Die Kommission hat sich jedenfalls viele Gedanken darüber gemacht, wie Militäreinsätze künftig konkret aussehen könnten. Sie erörtert in ihrem Bericht mögliche Szenarien wie etwa die „frühzeitige Verlegung von Luft-und Seestreitkräften“, mit denen das Bündnis Entschlossenheit demonstrieren könne, ohne – zunächst – die territoriale Integrität eines Staates zu verletzen. Für möglich gehalten wird ausdrücklich auch die „präventive Stationierung“ von Landstreitkräften in einer Krisenregion. Denn: „Landstreitkräfte wirken durch Präsenz vor Ort abschreckend und stabiliserend.“ Und: „Militärische Macht, von außen in eine Krisenregion eingebracht, kann helfen, Konflikte im Frühstadium zu ersticken oder eine Ausweitung zu verhindern.“ Auf konkrete Beispiele für diese erstaunliche Überzeugung verzichtet die Kommission.

Immer mehr Militäreinsätze sollen also weltweit immer mehr Frieden schaffen – auch, damit jede Bundesregierung die „grundlegende Aufgabe“ erfüllen kann, „Demokratie zu fördern und humanitären Interessen zum Durchbruch zu verhelfen“. Bedauerlicherweise wird das allerdings auch in der neuen Zeit nicht überall möglich sein. „Die Europäer werden vermutlich öfter Nein sagen müssen, als sie Ja sagen können. Interventionsrecht heißt nicht Interventionspflicht.“ Wohl nicht zuletzt deshalb möchte die Wehrstrukturkommission die klassische Außenpolitik auch nicht gänzlich abschaffen: „Militärisches Eingreifen wird jedoch nur eine Option im Fächer der politischen Gesamtstrategie sein.“ Beruhigend.

Alternativmodell der SPD

Verglichen mit den Empfehlungen der Wehrstrukturkommission liest sich ein Papier, das am 18. Mai von der für Sicherheitsfragen zuständigen Arbeitsgruppe der SPD-Fraktion einstimmig verabschiedet worden ist, fast wie ein Aufruf zur Entmilitarisierung der Politik. „Vorsorge für die Landesverteidigung bleibt nach unserer Verfassung die Legitimation für die Streitkräfte“, heißt es in dem vom Wehrexperten Peter Zumkley schon im Februar verfassten Entwurf, der sich dem Vernehmen nach weitgehend mit den Vorstellungen von Scharping deckt.
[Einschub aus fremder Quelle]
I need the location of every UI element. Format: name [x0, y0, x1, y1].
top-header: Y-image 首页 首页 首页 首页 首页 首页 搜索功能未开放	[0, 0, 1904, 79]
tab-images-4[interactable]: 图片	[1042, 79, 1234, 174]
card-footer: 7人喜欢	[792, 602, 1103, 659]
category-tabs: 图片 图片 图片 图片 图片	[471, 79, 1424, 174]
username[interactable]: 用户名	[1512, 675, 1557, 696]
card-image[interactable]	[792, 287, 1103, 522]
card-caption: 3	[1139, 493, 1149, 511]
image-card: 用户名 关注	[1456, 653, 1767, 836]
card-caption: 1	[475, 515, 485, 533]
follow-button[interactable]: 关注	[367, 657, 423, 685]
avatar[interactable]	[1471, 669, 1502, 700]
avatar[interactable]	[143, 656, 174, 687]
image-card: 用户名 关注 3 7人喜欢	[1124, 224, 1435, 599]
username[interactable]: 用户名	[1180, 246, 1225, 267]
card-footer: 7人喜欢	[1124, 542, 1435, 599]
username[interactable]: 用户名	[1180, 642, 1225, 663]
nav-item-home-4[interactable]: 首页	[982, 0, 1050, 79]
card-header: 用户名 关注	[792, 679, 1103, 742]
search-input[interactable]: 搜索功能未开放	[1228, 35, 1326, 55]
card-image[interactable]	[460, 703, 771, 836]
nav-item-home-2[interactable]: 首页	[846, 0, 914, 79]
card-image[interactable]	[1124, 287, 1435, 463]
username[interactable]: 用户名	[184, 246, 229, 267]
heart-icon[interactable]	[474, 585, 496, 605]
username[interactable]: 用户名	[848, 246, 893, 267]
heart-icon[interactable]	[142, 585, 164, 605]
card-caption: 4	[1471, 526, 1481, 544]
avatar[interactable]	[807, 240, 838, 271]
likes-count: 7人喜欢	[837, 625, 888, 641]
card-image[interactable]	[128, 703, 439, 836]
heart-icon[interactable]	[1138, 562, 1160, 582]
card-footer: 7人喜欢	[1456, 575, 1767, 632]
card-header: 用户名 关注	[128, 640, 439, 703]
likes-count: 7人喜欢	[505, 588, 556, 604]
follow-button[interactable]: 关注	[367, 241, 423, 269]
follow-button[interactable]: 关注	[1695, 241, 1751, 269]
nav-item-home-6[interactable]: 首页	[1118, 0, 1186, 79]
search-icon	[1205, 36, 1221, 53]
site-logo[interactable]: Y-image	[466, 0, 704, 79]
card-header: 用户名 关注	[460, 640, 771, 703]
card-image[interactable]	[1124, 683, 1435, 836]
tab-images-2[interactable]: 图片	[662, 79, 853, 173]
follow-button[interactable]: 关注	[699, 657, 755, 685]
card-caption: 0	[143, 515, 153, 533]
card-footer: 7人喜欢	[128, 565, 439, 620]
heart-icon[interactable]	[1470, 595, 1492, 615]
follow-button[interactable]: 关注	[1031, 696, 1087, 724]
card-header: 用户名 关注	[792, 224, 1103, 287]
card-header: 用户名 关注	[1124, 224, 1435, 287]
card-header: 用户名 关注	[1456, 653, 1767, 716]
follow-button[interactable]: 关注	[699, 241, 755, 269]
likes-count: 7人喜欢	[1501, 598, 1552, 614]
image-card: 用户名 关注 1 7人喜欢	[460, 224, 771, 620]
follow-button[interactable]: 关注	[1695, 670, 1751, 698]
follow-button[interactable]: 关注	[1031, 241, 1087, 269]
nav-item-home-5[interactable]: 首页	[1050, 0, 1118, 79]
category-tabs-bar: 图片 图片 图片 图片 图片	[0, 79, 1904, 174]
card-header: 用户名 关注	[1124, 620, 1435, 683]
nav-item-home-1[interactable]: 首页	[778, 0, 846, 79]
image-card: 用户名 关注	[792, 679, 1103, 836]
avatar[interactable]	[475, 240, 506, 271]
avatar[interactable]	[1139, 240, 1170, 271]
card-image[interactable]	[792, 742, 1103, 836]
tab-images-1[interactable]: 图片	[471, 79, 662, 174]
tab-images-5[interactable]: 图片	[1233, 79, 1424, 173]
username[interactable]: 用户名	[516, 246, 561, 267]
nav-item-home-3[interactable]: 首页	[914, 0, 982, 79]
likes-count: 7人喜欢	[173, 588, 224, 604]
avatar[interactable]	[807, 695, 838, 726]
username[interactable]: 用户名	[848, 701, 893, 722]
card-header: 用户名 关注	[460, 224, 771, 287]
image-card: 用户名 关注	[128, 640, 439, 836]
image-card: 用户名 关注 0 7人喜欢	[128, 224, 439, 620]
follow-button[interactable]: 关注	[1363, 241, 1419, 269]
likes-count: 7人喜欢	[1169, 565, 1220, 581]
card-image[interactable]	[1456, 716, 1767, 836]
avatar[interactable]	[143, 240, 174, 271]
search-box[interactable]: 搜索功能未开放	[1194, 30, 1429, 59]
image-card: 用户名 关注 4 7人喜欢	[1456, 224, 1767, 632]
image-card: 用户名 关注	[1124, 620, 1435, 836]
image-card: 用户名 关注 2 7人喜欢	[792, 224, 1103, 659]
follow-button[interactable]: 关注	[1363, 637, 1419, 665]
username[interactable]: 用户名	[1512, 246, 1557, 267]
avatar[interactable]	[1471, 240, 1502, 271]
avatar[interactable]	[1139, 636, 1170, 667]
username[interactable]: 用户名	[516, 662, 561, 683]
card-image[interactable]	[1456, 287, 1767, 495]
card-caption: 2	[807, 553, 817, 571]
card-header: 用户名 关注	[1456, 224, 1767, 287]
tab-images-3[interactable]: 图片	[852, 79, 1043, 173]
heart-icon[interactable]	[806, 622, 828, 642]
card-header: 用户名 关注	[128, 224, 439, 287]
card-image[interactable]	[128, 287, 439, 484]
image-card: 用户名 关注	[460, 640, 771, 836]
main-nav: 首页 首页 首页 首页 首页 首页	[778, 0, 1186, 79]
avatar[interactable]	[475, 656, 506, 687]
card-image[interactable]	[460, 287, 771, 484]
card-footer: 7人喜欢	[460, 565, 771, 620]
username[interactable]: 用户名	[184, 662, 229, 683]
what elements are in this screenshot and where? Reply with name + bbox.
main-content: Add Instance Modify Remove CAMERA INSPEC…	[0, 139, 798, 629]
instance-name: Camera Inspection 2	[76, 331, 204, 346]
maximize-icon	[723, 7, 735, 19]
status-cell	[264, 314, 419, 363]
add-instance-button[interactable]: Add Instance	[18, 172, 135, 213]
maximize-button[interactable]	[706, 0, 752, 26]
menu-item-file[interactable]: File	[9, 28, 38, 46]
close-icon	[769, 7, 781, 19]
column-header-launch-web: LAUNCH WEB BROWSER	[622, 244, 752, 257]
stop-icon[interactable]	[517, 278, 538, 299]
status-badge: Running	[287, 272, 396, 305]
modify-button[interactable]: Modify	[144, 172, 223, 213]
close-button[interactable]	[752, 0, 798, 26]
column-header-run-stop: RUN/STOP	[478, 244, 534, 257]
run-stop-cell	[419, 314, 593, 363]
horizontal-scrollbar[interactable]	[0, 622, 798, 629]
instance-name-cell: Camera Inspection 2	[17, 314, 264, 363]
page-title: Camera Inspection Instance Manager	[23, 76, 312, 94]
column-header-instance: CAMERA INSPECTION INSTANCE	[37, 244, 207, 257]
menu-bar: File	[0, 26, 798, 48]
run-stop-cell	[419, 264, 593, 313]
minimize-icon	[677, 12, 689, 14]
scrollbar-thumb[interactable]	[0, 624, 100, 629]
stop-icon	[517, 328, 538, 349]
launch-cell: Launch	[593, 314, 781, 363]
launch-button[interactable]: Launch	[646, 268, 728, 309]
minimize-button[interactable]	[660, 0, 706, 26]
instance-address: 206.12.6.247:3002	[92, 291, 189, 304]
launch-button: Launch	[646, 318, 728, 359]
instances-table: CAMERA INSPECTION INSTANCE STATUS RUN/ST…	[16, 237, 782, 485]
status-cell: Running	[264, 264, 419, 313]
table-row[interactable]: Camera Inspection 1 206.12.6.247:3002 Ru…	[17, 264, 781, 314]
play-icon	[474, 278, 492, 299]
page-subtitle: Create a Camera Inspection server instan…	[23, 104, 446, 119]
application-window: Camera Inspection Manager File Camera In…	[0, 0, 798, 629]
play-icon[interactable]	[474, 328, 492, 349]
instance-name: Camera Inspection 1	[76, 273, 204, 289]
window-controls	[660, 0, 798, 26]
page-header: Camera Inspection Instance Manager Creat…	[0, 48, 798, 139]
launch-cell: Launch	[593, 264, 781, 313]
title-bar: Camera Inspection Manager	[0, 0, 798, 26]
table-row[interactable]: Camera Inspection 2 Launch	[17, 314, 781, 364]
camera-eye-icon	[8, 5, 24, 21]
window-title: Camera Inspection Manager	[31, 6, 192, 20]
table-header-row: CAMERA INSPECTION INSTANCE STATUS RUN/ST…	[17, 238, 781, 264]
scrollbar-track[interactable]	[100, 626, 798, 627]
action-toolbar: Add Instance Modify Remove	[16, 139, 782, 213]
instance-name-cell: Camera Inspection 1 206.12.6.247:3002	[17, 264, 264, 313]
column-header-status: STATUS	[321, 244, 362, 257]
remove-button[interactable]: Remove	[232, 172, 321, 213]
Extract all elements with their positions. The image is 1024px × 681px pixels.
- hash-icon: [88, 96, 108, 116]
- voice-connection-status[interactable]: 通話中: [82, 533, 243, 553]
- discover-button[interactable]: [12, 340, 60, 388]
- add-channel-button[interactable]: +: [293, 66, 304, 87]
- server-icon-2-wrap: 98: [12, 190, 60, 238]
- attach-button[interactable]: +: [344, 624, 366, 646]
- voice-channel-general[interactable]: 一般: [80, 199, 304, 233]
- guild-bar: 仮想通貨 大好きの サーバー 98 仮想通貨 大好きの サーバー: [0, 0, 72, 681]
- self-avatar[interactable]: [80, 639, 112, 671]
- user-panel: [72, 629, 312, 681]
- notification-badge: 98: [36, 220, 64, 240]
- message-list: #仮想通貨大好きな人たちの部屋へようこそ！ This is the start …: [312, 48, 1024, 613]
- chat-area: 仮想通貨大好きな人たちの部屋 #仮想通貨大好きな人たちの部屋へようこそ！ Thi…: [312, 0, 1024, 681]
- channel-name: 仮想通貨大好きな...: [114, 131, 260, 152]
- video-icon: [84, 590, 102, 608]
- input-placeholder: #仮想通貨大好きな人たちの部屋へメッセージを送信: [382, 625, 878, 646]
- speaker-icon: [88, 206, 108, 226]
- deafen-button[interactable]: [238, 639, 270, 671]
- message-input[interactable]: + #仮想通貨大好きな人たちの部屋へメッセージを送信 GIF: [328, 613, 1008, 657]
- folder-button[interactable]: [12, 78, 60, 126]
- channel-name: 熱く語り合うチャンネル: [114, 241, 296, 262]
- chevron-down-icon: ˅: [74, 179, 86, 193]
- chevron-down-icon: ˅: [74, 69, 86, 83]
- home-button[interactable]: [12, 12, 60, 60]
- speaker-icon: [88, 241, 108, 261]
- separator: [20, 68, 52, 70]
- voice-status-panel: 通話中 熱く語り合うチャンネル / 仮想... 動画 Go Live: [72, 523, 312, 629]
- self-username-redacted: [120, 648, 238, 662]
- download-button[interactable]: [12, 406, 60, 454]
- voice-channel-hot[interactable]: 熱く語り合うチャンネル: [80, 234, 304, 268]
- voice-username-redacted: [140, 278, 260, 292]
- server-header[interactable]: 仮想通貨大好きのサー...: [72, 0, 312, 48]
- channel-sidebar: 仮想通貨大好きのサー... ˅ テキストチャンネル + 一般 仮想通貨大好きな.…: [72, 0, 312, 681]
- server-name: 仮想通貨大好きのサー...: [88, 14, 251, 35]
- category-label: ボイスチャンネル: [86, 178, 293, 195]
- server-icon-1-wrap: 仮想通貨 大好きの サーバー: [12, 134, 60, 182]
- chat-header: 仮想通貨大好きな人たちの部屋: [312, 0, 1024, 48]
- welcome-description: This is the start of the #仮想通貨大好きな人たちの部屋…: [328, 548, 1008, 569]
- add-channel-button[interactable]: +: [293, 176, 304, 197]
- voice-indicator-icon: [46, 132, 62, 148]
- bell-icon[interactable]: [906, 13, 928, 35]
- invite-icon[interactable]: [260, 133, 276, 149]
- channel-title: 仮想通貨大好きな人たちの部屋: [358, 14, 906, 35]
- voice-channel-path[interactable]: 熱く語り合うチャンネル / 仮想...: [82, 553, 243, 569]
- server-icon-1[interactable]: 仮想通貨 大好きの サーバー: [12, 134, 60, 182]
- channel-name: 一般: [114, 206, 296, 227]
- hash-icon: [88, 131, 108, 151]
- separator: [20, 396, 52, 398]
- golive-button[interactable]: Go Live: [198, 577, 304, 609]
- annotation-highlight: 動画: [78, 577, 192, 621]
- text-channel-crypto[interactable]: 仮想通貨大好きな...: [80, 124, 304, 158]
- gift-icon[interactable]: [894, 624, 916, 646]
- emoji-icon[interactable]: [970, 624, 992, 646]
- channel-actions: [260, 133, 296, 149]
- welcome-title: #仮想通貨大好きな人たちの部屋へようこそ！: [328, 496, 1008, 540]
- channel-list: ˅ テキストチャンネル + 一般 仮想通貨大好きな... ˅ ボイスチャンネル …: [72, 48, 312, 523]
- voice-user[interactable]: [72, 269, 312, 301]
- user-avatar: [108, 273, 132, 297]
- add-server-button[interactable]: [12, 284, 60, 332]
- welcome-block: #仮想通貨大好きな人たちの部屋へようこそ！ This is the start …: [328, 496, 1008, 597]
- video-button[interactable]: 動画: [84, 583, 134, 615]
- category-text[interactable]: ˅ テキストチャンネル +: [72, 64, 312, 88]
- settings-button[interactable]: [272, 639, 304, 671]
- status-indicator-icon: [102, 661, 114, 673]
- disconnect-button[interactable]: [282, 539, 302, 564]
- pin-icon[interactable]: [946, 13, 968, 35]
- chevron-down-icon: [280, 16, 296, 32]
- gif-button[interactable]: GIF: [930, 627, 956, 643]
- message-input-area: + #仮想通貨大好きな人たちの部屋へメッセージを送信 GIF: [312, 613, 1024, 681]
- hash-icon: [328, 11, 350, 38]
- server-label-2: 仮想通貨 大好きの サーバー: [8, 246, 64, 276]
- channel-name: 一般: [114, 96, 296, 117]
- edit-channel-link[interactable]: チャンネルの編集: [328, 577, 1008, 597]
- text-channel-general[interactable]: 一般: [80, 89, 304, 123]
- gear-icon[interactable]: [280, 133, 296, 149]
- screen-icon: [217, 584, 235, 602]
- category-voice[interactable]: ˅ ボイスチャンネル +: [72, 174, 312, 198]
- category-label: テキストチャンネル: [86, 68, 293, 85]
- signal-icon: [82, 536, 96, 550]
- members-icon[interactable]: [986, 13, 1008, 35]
Mit einer Personalstärke von 280.000, darunter 80.000 Wehrpflichtige, würde die Bundeswehr ebenfalls verkleinert, aber in geringerem Umfang als nach den Vorstellungen der Weizsäcker-Kommission.

Noch wichtiger dürfte sein, dass in dem SPD-Papier ausdrücklich auf die Unterscheidung zwischen Krisenreaktionskräften und Hauptverteidigungskräften verzichtet wird: Die sei „überholt“. Die Einheiten für die Bündnisverteidigung müssten auch zur Mitwirkung „bei internationalen Friedensmissionen befähigt sein“. Soll heißen: Die Bundeswehr kann sich auch künftig an militärischen Interventionen beteiligen – sie wird jedoch in ihrer Aufgabenstellung nicht ausdrücklich darauf festgelegt. Das SPD-Modell, das sich wohl durchsetzen wird, lässt mehr Spielraum für politische Interpretation als die Empfehlungen der Strukturkomission. So lange die Frage politisch jedoch nicht offen diskutiert wird, bleibt rätselhaft, ob und wie dieser Spielraum genutzt werden soll.

Möglicherweise wird auch der jetzt angepeilte Umbau der Bundeswehr bald von der Entwicklung überholt. Sollte das Bundesverfassungsgericht die Wehrpflicht tatsächlich für nicht länger verfassungsgemäß erklären – wie von einigen Experten vermutet –, dann sind alle Reformen Makulatur. Und Rudolf Scharping wird sich eine neue Begründung dafür einfallen lassen müssen, weshalb eine Grundsatzdiskussion über die künftigen Aufgaben der deutschen Streitkräfte nicht stattfinden sollte.